Disclaimer: This library has been designed to be somewhat user friendly, but it is still a research project primarily aimed towards other researchers. There is no ready-to-use CLI and you will very likely have to dig into the code in order to understand how it works and how it can be used for your problems. The classes and functions provided here should make the process easier, but you will have to make judgements based on your particular problem.
For more detailed explanations and comparisons, there is also the TMLR paper.
This is a code library to train deep reinforcement learning agents with problems where the data conforms to a relational data model (or the data can be made to follow one).
One way to think of it is that if that state of your problem can be represented by a variable number of discrete objects with properties and relations to other objects, this might be useful for you.
The primary data structure used to represent states/observations is a Dict[tuple[str, ...]: float | int | bool].
Each key in the dict has the form (P, X, ...), where the first element is always a predicate, and the rest of the tuple are its object arguments.
The library includes:
- Filter and manipulate tuple dicts.
- Convert tuple dicts to biparitite graphs.
- Run neural message passing over biparitite graphs.
- Train an RL agent using a PPO implementation (with some extra features) that handles batching the variable sized states.
- Functions related to sparse sampling of actions is stored separately in this library
This project uses uv for dependency management.
Run uv sync --extra cu128 for PyTorch compiled with CUDA 12.8 and uv sync --extra cpu for CPU only.
Vejde is built around the idea of a problem belonging to a given data domain, or conforming to a given data schema. This schema is used to define the number of embeddings and actions the agent
should use. One agent is assumed to be applicable to the entire domain, even if the number of entities in a given problem instance may vary. For example, a computer network model might have two asset
Host and Network, but we can instatiate many different networks with different numbers of hosts.
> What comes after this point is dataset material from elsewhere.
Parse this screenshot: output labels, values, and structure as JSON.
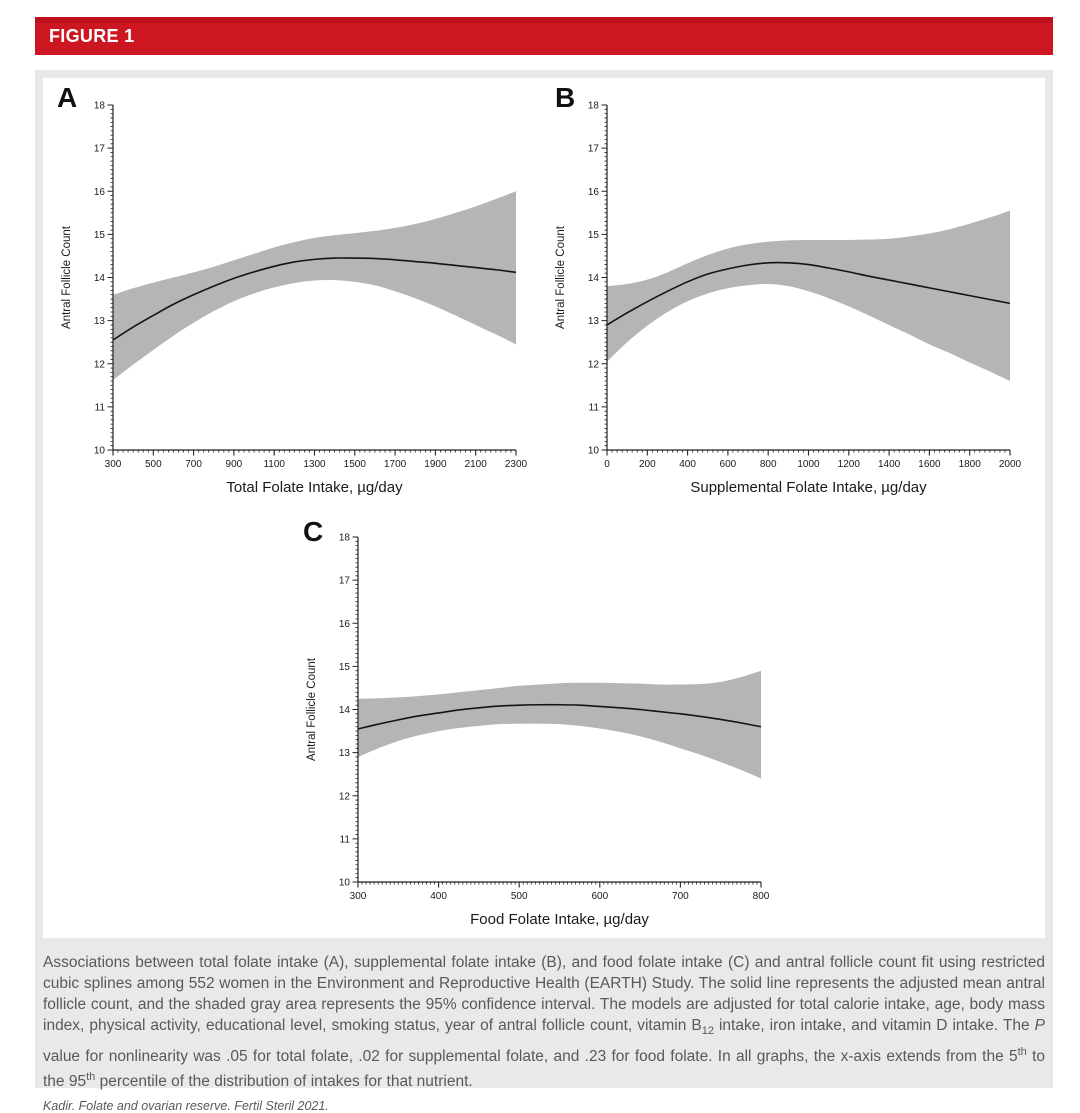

The class BaseModel represents the schema and defines the functions needed to use the library with an environment. It is deliberately agnostic to how the underlying implementation works, however.
The BaseModel class represents a lifted relational model of your domain, meaning that it should not contain information specific to particular instances. It is also assumed to be static while the problem
is running. An example of an instatiated model can be found in the vejde-rdll implementation.
The class BaseGroundedModel enables extended functionality for instance specific information, such as including known constants.
This class is only used for certain wrappers and does not directly impact the design of an agent.
Once you have defined a BaseModel class, you also need to make sure your environment provides observations in a relational format.
States/Observations should be provided in the following format:
{
tuple[str, ...]: float | int | bool,
tuple[str, ...]: float | int | bool,
tuple[str, ...]: float | int | bool,
...
}
where the first entry of the tuples are the predicate, and the rest of the tuple are parameters. Here is a concrete example:
{
(Age, Anna): 25
(Friends, Anna, Beate): True,
(Friends, Anna, Clara): True,
}
This will yield a graph like this:
Once you have set up the environment, you can train an agent with the provided PPO implementation. This repository does not contain a domain-agnostic example yet, but you are advised to take a look at the RDDL examples
The most developed extension of Vejde is the RDDL extension. It wraps pyRDDLGym, and provides an child class of BaseModel which automatically pulls the required fields from the simulator. This lets you experiment with many of the problems in the library of RDDL problems.
There is also an extension for interacting with the MAL Simulator, which can be found at vejde-malsim
-
regawadata- Data classes used in other modules.embedding- Classes to embed various node types.gnn- Classes and functions for message passing.model- Lifted and grounded relational model definitionspolicy- Action sampling and evaluation.rl- PPO and other methods for reinforcement learning.wrappers- Functions to transform and filter observations to the graph format used by the GNNs.
-
test- Scripts and actual tests to run various parts of the library.
If you use Vejde in your work, please cite it using the following information:
@article{
nyberg2026vejde,
title={Vejde: A Framework for Inductive Deep Reinforcement Learning Based on Factor Graph Color Refinement},
author={Jakob Nyberg and Pontus Johnson},
journal={Transactions on Machine Learning Research},
issn={2835-8856},
year={2026},
url={https://openreview.net/forum?id=EFSZmL1W1Z},
note={}
}
- Entity Gym - Similiar goals of variable-sized observations/states, but without explicit relations.
- SR-DRL - Also uses RDDL. The action selection method is largely based on this project.
- ORACLE Sage - Similar to SR-DRL, but with an additional planning component.
- Learning General Optimal Policies with Graph Neural Networks: Expressive Power, Transparency, and Limits - Also uses a factor graph to represent the state, but in a deterministic planning context.